Au micro de Guillaume Erner, chercheurs et journalistes donnent des repères pour mieux comprendre l’itinéraire de personnalités qui font l’actualité dans le podcast « Les Visages de L’actu ». Il raconte ce qui les a conduits à des positions de premier plan, et les enjeux qu’ils incarnent, pour mieux se projeter dans l’avenir. Ce podcast soulève des questions d’auditeurs. Guillaume Erner est au micro d’Emmanuelle Daviet pour y répondre.
Emmanuelle Daviet: Nous évoquons aujourd’hui avec vous votre podcast « Les visages de l’actu ». À votre micro, des chercheurs et des journalistes évoquent l’itinéraire de personnalités qui font l’actualité, les enjeux qu’ils incarnent. On y retrouve notamment Elon Musk, Al-Joulani le dirigeant syrien, Alice Weidel, J.D. Vance et pour chaque personnalité, quatre épisodes d’environ un quart d’heure chacun. Guillaume Erner, quelle est l’ambition éditoriale de ce podcast ? Que cherchez-vous à révéler à travers ces entretiens ?
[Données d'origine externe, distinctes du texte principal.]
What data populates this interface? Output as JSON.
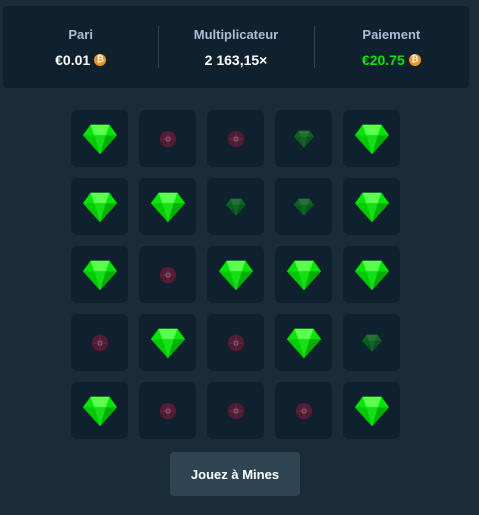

Guillaume Erner : On cherche à donner des repères pour permettre à nos auditeurs, à nos auditrices, de mieux comprendre qui sont ces personnages qui font l’actualité. Parce que l’actualité a une caractéristique, elle est en flux continu. Ça veut dire que lorsqu’on l’apprend, et bien il n’y a pas de capacité de revenir au début. Et bien nous, on vous fournit les éléments pour que vous puissiez la reprendre depuis le début, c’est à dire savoir qui était Al-Joulani avant qu’il ne fasse tomber Bachar el-Assad. J.D. Vance avant qu’il ne devienne vice président des Etats-Unis. Même chose pour Elon Musk et c’est à mon avis particulièrement important de le faire avec ce format là parce que, voyez vous, on ne pourrait pas le faire dans Les Matins, Les Matins c’est l’analyse à chaud de l’actualité. Là, on peut faire du tiède qui aide à comprendre le chaud.
Emmanuelle Daviet : Et qui nous pousse aussi à aller plus loin puisque souvent ça donne envie d’en savoir plus. Alors, comment vous vous positionnez dans ces interviews ? En décodeur, ou plutôt en contradicteur ?
Guillaume Erner : Plutôt en décodeur, plutôt donc présenter une personnalité. Ensuite, nos auditeurs sont des gens intelligents et donc ils vont se faire une opinion. Je n’ai pas besoin de leur dire ce qu’il faut penser de J.D. Vance ou d’Elon Musk. Ils ont, j’imagine, leurs opinions ou s’ils n’ont pas leur opinion d’ailleurs, les faits qui sont portés à leur connaissance, vont leur permettre de se faire cette opinion. Moi je n’aime pas du tout le prêt à penser et encore moins les donneurs de leçons. Donc ce n’est pas à moi de dire aux auditeurs ce qu’ils doivent penser de tel ou tel. Ils sont suffisamment grands adultes pour avoir une doctrine et une représentation du monde. Je n’ai pas besoin d’interférer sur elle.
Emmanuelle Daviet: Le podcast consacré à Jordan Bardella est sorti il y a un mois et des auditeurs ont alors commencé à nous écrire pour exprimer leur malaise face à la promotion répétée de podcasts sur des figures aux idées radicales. Ils s’interrogent sur ces choix éditoriaux qui, selon eux, contribuent à normaliser des discours d’extrême droite sur France Culture. Ils y voient même une forme de légitimation. Comment recevez-vous ce type de remarques ?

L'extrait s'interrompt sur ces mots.